Jakarta (17/09) — Anggota Komisi V DPR RI Fraksi PKS, Saadiah Uluputty, menegaskan bahwa regulasi tumpang tindih terkait desa-desa di kawasan hutan telah membuat masyarakat adat dan desa tertinggal menjadi korban kebijakan.
Ia menyebut kondisi ini menimbulkan kemiskinan struktural dan menghambat kesejahteraan rakyat.
Dalam rapat bersama Menteri Desa dan Menteri Daerah Tertinggal, Saadiah mengungkapkan perbedaan data antar kementerian. Kementerian Kehutanan mencatat 25.863 desa berada dalam kawasan hutan dengan 9,2 juta rumah tangga terdampak. Namun, data Kementerian Desa berbeda, sehingga menimbulkan kerancuan kebijakan.
“Apakah data Kementerian Desa sama dengan data Kementerian Kehutanan? Ini menyangkut nasib jutaan keluarga desa,” ujarnya.
Politisi PKS ini mencontohkan kasus di Maluku, di mana masyarakat adat justru dikriminalisasi karena menebang pohon warisan leluhur, sementara perusahaan pemegang konsesi bebas mengeksploitasi hutan.
Menurut wakil rakyat Maluku itu, kondisi ini bertentangan dengan Pasal 33 UUD 1945 yang menegaskan kewajiban negara menjamin kesejahteraan rakyat.
“Jangan sampai Undang-Undang Kehutanan dan Undang-Undang Konservasi justru menabrak hak konstitusi rakyat,” tegas Saadiah.
Selain itu, ia menyoroti kesenjangan ekonomi akibat buruknya infrastruktur. Desa penghasil damar di Kecamatan Inamosul, Maluku, misalnya, kesulitan menjual hasil karena biaya transportasi Rp2 juta, sementara harga jual damar hanya Rp1,7 juta.
“Bagaimana rakyat bisa sejahtera kalau hasil produksinya justru merugi? Inilah bentuk kemiskinan struktural yang harus segera diatasi,” tambahnya.
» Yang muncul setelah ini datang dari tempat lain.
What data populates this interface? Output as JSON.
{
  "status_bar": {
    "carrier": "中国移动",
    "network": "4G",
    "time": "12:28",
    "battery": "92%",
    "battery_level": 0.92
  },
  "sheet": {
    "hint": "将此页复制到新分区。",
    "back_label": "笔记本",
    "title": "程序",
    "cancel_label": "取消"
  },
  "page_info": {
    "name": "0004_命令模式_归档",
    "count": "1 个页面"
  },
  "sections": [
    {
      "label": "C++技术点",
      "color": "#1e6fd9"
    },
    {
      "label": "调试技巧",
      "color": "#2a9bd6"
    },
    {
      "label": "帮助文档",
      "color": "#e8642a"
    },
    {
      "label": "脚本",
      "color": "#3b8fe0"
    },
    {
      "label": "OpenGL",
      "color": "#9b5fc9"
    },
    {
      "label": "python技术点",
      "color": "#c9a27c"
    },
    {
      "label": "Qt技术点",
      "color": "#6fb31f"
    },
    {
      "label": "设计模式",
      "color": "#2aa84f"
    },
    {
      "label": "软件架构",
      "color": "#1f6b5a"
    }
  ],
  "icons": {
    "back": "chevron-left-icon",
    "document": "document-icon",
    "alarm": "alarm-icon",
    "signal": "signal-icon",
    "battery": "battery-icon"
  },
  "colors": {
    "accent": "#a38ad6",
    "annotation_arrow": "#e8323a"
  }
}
FPKS, lanjut Saadiah, mengusulkan revisi regulasi lintas sektor untuk memberi kepastian hak akses desa, termasuk melalui perhutanan sosial, hutan adat, dan pemetaan ulang batas desa secara legal . Ia juga menekankan perlunya integrasi kebijakan antar kementerian dalam satu peta kebijakan terpadu (one policy map), sehingga program pembangunan desa tidak berjalan parsial.
“Tanpa regulasi yang jelas, desa-desa dalam kawasan hutan akan terus menjadi korban, sementara kesejahteraan rakyat hanya jadi slogan,” pungkas Saadiah Uluputty.